В школе рецензию вообще никто не заметил. Правда, через неделю, кажется, Костю остановила на лестнице учительница русского языка и литературы Ольга Ивановна: «Баранов, подожди… Что-то я хотела тебе сказать. А, чёрт, забыла! — молодая, длинноногая, незамужняя, она смотрела на Костю, а Костя смотрел на её блузку, где случайно расстегнулась лишняя пуговичка. — Ага, вспомнила! Я видела твою рецензию на сказки этого… забыла фамилию. Ну, не важно! Слушай, меня подруга попросила посидеть с ребёнком, там случайно оказалась эта книга, красиво издана, я пробовала ребёнку читать. Это бред, Баранов, самый настоящий бред! Ты не горячись, пиши про хорошие книжки, про плохие без тебя напишут!» — и побежала, забыв про Костю, про расстёгнутую блузку. Она всегда куда-то спешила. Ольга Ивановна вообще-то неплохо относилась к Косте, но любимым учеником у неё был Саша Тимофеев. Это было странно, потому что Саша плевать хотел на литературу.

Таков был единственный отзыв на Костин труд. Вскоре позвонил поэт, сочиняющий патриотические стихи. В разговоре он был тягуч, как-то непривычно для взрослого человека наивен. Разговаривая с ним, казалось, тянешь зубами смолу или резину. Отца дома не было, о чём Костя немедленно сообщил поэту. «Да, но мне нужны вы, Константин», — сказал поэт. «Что ему, зануде?» — удивился Костя. «Слушаю вас, Игорь Сергеевич». — «Как вам, наверное, известно, Константин, — раздумчиво начал поэт, — стихи мои выдвинуты на соискание Государственной премии…» — «Да-да, конечно, давно пора вам её получать!»

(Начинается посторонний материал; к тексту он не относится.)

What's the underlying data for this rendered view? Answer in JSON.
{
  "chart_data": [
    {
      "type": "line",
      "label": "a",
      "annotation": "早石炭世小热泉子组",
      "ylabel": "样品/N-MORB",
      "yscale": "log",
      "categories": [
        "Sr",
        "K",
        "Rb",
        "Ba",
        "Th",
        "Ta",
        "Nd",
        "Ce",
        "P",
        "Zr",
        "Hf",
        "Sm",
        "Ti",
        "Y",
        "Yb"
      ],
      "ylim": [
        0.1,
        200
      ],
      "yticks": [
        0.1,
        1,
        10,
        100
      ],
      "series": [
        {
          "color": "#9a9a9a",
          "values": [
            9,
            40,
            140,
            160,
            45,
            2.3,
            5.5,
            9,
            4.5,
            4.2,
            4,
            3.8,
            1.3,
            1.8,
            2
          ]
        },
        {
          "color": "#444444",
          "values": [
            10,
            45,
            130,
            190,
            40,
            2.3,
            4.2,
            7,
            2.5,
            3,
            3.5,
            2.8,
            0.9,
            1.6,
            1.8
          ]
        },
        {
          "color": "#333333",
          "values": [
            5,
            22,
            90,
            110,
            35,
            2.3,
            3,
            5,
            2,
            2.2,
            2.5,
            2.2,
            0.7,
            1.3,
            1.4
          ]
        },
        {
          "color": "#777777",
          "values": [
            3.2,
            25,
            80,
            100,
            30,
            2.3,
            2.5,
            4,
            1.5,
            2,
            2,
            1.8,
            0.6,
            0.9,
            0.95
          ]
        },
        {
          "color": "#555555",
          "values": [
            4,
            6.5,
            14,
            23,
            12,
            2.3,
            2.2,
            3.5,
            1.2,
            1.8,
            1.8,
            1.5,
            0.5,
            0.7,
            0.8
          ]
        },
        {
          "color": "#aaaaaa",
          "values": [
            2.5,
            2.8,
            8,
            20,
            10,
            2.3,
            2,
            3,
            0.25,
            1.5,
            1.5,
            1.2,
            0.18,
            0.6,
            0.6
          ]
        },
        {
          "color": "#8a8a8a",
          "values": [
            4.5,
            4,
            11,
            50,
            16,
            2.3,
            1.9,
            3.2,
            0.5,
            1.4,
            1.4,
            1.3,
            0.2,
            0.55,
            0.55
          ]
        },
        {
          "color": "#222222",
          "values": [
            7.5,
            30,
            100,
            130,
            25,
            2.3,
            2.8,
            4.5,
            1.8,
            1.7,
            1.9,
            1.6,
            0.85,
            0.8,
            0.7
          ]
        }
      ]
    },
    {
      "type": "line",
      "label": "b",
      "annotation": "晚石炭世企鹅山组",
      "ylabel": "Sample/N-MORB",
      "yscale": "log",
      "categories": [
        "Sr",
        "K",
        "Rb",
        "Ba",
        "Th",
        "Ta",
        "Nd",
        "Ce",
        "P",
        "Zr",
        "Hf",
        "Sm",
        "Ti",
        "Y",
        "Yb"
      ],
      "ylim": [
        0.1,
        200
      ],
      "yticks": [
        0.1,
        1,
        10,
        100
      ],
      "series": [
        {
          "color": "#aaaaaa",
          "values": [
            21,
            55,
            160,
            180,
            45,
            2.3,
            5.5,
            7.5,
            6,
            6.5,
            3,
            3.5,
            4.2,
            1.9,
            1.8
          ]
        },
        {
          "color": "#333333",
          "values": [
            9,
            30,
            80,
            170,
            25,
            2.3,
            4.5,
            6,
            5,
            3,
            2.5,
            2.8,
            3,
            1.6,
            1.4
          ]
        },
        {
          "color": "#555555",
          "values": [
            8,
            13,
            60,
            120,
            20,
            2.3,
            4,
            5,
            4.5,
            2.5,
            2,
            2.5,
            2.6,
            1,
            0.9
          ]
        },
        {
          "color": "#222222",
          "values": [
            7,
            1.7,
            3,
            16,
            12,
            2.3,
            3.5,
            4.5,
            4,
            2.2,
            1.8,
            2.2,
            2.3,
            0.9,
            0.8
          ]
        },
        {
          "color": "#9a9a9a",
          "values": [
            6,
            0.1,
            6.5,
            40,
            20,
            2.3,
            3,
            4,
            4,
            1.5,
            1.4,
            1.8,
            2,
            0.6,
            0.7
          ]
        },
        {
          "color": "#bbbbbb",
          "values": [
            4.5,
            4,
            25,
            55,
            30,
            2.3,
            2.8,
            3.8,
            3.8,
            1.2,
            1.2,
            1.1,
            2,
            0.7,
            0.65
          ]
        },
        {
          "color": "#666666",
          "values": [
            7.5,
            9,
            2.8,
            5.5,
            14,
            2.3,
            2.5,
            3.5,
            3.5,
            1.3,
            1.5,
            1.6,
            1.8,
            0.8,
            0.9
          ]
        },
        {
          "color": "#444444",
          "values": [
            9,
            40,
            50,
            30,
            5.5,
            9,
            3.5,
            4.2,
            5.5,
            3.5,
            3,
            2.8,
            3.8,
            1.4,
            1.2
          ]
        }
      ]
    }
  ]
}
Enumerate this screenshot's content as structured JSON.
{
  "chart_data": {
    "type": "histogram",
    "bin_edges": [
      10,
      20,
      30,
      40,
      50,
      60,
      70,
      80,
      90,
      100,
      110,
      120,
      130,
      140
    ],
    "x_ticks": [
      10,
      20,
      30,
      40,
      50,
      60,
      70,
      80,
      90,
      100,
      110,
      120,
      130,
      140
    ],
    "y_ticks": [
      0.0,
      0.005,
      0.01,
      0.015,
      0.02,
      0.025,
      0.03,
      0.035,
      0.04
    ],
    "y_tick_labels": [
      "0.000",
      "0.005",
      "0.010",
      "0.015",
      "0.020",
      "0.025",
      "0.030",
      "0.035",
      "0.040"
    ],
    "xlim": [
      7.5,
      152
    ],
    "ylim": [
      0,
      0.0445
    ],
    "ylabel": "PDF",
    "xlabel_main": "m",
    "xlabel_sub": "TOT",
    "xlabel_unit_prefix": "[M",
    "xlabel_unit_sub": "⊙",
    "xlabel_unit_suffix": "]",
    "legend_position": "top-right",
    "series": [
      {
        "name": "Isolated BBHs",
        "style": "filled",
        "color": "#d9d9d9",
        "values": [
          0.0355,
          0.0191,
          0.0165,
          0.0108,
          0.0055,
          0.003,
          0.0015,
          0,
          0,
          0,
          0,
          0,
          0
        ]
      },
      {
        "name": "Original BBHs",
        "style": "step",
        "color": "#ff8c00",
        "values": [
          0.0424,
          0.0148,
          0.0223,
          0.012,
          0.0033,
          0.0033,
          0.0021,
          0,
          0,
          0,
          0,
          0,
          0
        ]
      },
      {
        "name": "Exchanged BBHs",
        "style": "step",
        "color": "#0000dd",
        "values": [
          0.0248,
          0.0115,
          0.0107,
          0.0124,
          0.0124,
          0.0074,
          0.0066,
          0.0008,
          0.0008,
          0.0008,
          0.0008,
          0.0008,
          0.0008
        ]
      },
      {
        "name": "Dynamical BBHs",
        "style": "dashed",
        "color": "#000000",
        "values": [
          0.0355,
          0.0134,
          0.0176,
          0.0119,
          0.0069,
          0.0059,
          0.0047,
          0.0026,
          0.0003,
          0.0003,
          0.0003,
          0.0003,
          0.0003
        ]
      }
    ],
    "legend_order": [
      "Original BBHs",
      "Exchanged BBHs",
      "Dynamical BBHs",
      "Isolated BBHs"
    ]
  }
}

Костя вспомнил, как удивились отец и профессор, узнав, что поэт проскочил какой-то там тур. «Тихий-тихий, а смотри-ка!» — покачал головой отец. «Ты бы столько ходил-просил, — постучал по столу бумажным концом папиросы профессор, — давно бы в академики выдвинули! Игорёк с утра портфель в руки — и по инстанциям. Как на работу. Хочется человеку. Да пусть, лучше уж он, чем Раппопорт», — «Раппопорта тоже выдвинули?» — «Да. И ещё Сейсенбаева. Он и получит».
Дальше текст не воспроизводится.